Letterman, like Franco, appeared to not be interested in being there.  In Steve Pond's well-researched book The Big Show, he observed that Letterman didn't do much rehearsing.  Letterman didn't take to the stage until three days before the ceremony, and then things went badly.  Letterman wanted rim shots for his jokes, the Late Show and Academy production crews were not working in tandem, and in rehearsal Letterman slipped into a Late Show mindset, treating the show as one of his own rather than a one-night special event.   If he'd had Farah Fawcett there, dear GOD...
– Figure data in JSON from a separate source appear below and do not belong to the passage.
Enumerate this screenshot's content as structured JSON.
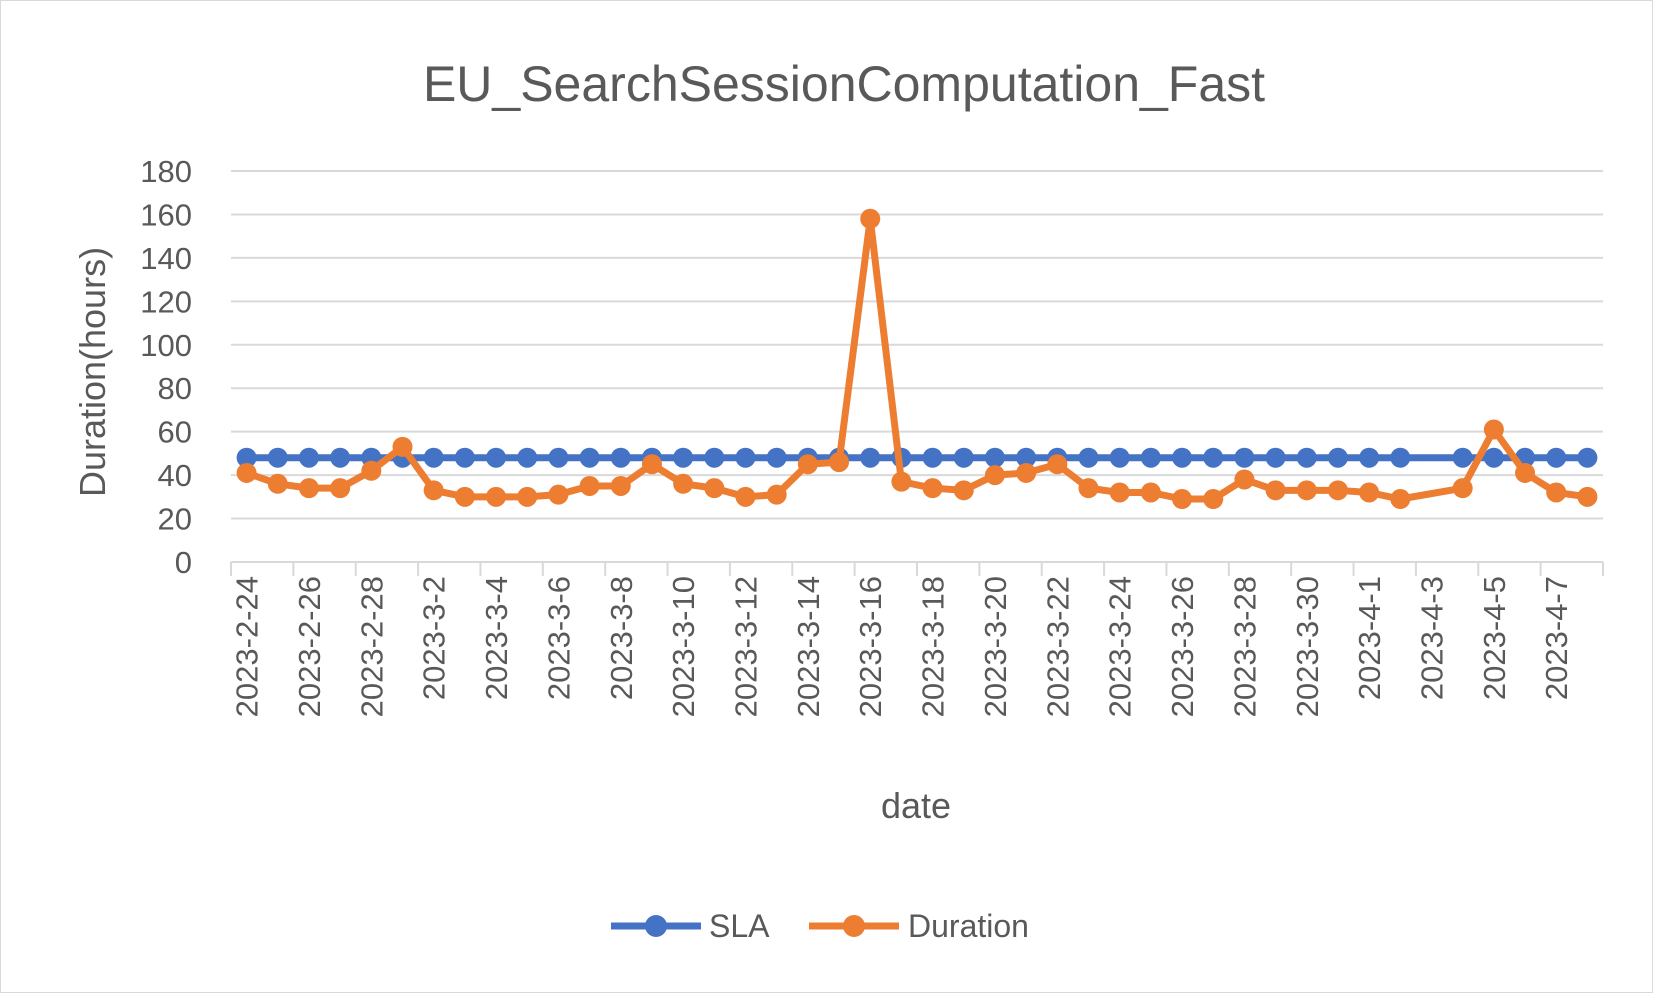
{
  "chart_data": {
    "type": "line",
    "title": "EU_SearchSessionComputation_Fast",
    "xlabel": "date",
    "ylabel": "Duration(hours)",
    "ylim": [
      0,
      180
    ],
    "yticks": [
      0,
      20,
      40,
      60,
      80,
      100,
      120,
      140,
      160,
      180
    ],
    "grid": true,
    "legend_position": "bottom",
    "x": [
      "2023-2-24",
      "2023-2-25",
      "2023-2-26",
      "2023-2-27",
      "2023-2-28",
      "2023-3-1",
      "2023-3-2",
      "2023-3-3",
      "2023-3-4",
      "2023-3-5",
      "2023-3-6",
      "2023-3-7",
      "2023-3-8",
      "2023-3-9",
      "2023-3-10",
      "2023-3-11",
      "2023-3-12",
      "2023-3-13",
      "2023-3-14",
      "2023-3-15",
      "2023-3-16",
      "2023-3-17",
      "2023-3-18",
      "2023-3-19",
      "2023-3-20",
      "2023-3-21",
      "2023-3-22",
      "2023-3-23",
      "2023-3-24",
      "2023-3-25",
      "2023-3-26",
      "2023-3-27",
      "2023-3-28",
      "2023-3-29",
      "2023-3-30",
      "2023-3-31",
      "2023-4-1",
      "2023-4-2",
      "2023-4-3",
      "2023-4-4",
      "2023-4-5",
      "2023-4-6",
      "2023-4-7",
      "2023-4-8"
    ],
    "x_tick_labels": [
      "2023-2-24",
      "2023-2-26",
      "2023-2-28",
      "2023-3-2",
      "2023-3-4",
      "2023-3-6",
      "2023-3-8",
      "2023-3-10",
      "2023-3-12",
      "2023-3-14",
      "2023-3-16",
      "2023-3-18",
      "2023-3-20",
      "2023-3-22",
      "2023-3-24",
      "2023-3-26",
      "2023-3-28",
      "2023-3-30",
      "2023-4-1",
      "2023-4-3",
      "2023-4-5",
      "2023-4-7"
    ],
    "series": [
      {
        "name": "SLA",
        "color": "#4472C4",
        "values": [
          48,
          48,
          48,
          48,
          48,
          48,
          48,
          48,
          48,
          48,
          48,
          48,
          48,
          48,
          48,
          48,
          48,
          48,
          48,
          48,
          48,
          48,
          48,
          48,
          48,
          48,
          48,
          48,
          48,
          48,
          48,
          48,
          48,
          48,
          48,
          48,
          48,
          48,
          null,
          48,
          48,
          48,
          48,
          48
        ]
      },
      {
        "name": "Duration",
        "color": "#ED7D31",
        "values": [
          41,
          36,
          34,
          34,
          42,
          53,
          33,
          30,
          30,
          30,
          31,
          35,
          35,
          45,
          36,
          34,
          30,
          31,
          45,
          46,
          158,
          37,
          34,
          33,
          40,
          41,
          45,
          34,
          32,
          32,
          29,
          29,
          38,
          33,
          33,
          33,
          32,
          29,
          null,
          34,
          61,
          41,
          32,
          30
        ]
      }
    ]
  }
}
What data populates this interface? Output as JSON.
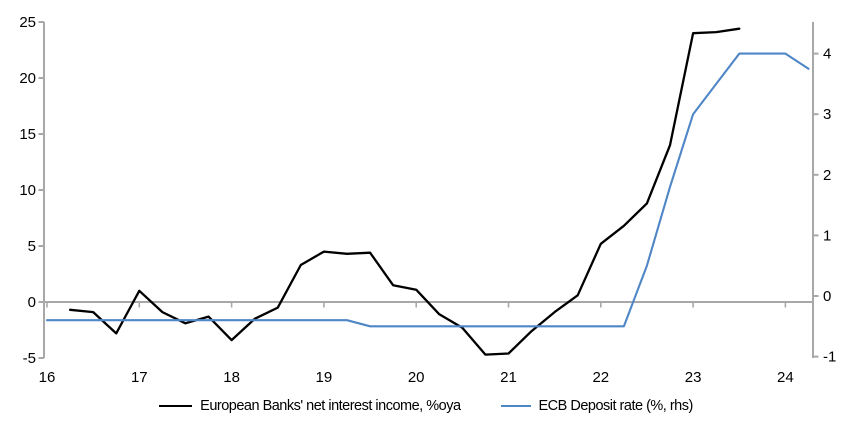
{
  "chart_data": {
    "type": "line",
    "title": "",
    "grid": false,
    "zero_line": true,
    "legend_position": "bottom",
    "x_axis": {
      "ticks": [
        16,
        17,
        18,
        19,
        20,
        21,
        22,
        23,
        24
      ],
      "min": 16,
      "max": 24.3
    },
    "left_axis": {
      "ticks": [
        -5,
        0,
        5,
        10,
        15,
        20,
        25
      ],
      "min": -5,
      "max": 25
    },
    "right_axis": {
      "ticks": [
        -1,
        0,
        1,
        2,
        3,
        4
      ],
      "min": -1,
      "max": 4.5
    },
    "series": [
      {
        "name": "European Banks' net interest income, %oya",
        "axis": "left",
        "color": "#000000",
        "line_width": 2.3,
        "x": [
          16.25,
          16.5,
          16.75,
          17,
          17.25,
          17.5,
          17.75,
          18,
          18.25,
          18.5,
          18.75,
          19,
          19.25,
          19.5,
          19.75,
          20,
          20.25,
          20.5,
          20.75,
          21,
          21.25,
          21.5,
          21.75,
          22,
          22.25,
          22.5,
          22.75,
          23,
          23.25,
          23.5
        ],
        "values": [
          -0.7,
          -0.9,
          -2.8,
          1.0,
          -0.9,
          -1.9,
          -1.3,
          -3.4,
          -1.5,
          -0.5,
          3.3,
          4.5,
          4.3,
          4.4,
          1.5,
          1.1,
          -1.1,
          -2.3,
          -4.7,
          -4.6,
          -2.6,
          -0.9,
          0.6,
          5.2,
          6.8,
          8.8,
          14.0,
          24.0,
          24.1,
          24.4
        ]
      },
      {
        "name": "ECB Deposit rate (%, rhs)",
        "axis": "right",
        "color": "#4f86c6",
        "line_width": 2.1,
        "x": [
          16,
          16.25,
          16.5,
          16.75,
          17,
          17.25,
          17.5,
          17.75,
          18,
          18.25,
          18.5,
          18.75,
          19,
          19.25,
          19.5,
          19.75,
          20,
          20.25,
          20.5,
          20.75,
          21,
          21.25,
          21.5,
          21.75,
          22,
          22.25,
          22.5,
          22.75,
          23,
          23.25,
          23.5,
          23.75,
          24,
          24.25
        ],
        "values": [
          -0.4,
          -0.4,
          -0.4,
          -0.4,
          -0.4,
          -0.4,
          -0.4,
          -0.4,
          -0.4,
          -0.4,
          -0.4,
          -0.4,
          -0.4,
          -0.4,
          -0.5,
          -0.5,
          -0.5,
          -0.5,
          -0.5,
          -0.5,
          -0.5,
          -0.5,
          -0.5,
          -0.5,
          -0.5,
          -0.5,
          0.5,
          1.8,
          3.0,
          3.5,
          4.0,
          4.0,
          4.0,
          3.75
        ]
      }
    ]
  },
  "colors": {
    "axis": "#a8a8a8",
    "text": "#000000",
    "series1": "#000000",
    "series2": "#4f86c6"
  }
}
At the rehearsal, Keanu Reeves, there to present Best Picture nominee Pulp Fiction, asked Academy Awards head writer Bruce Vilanch what Letterman was like.  Pressing for more info, Reeves asked Vilanch if Letterman was going to do his Late Show schtick.  An incredulous Reeves kept saying, "No," when told more and more about Letterman's plans for the Oscars.  When finally told Letterman was going to do a Stupid Pet Trick, a horrified Reeves responded angry (according to Pond, who had been granted rare access to rehearsals for The Big Show), "No!  He can't!  Whatever happened to restraint and decorum?"

When Keanu Reeves (never perceived as the smartest man in the room) realizes that a Stupid Pet Trick would ruin the Academy Awards 'restraint and decorum' but David Letterman doesn't...   Both The Late Show and Letterman's reputation have never fully recovered from this debacle (Kennedy Center Honor notwithstanding).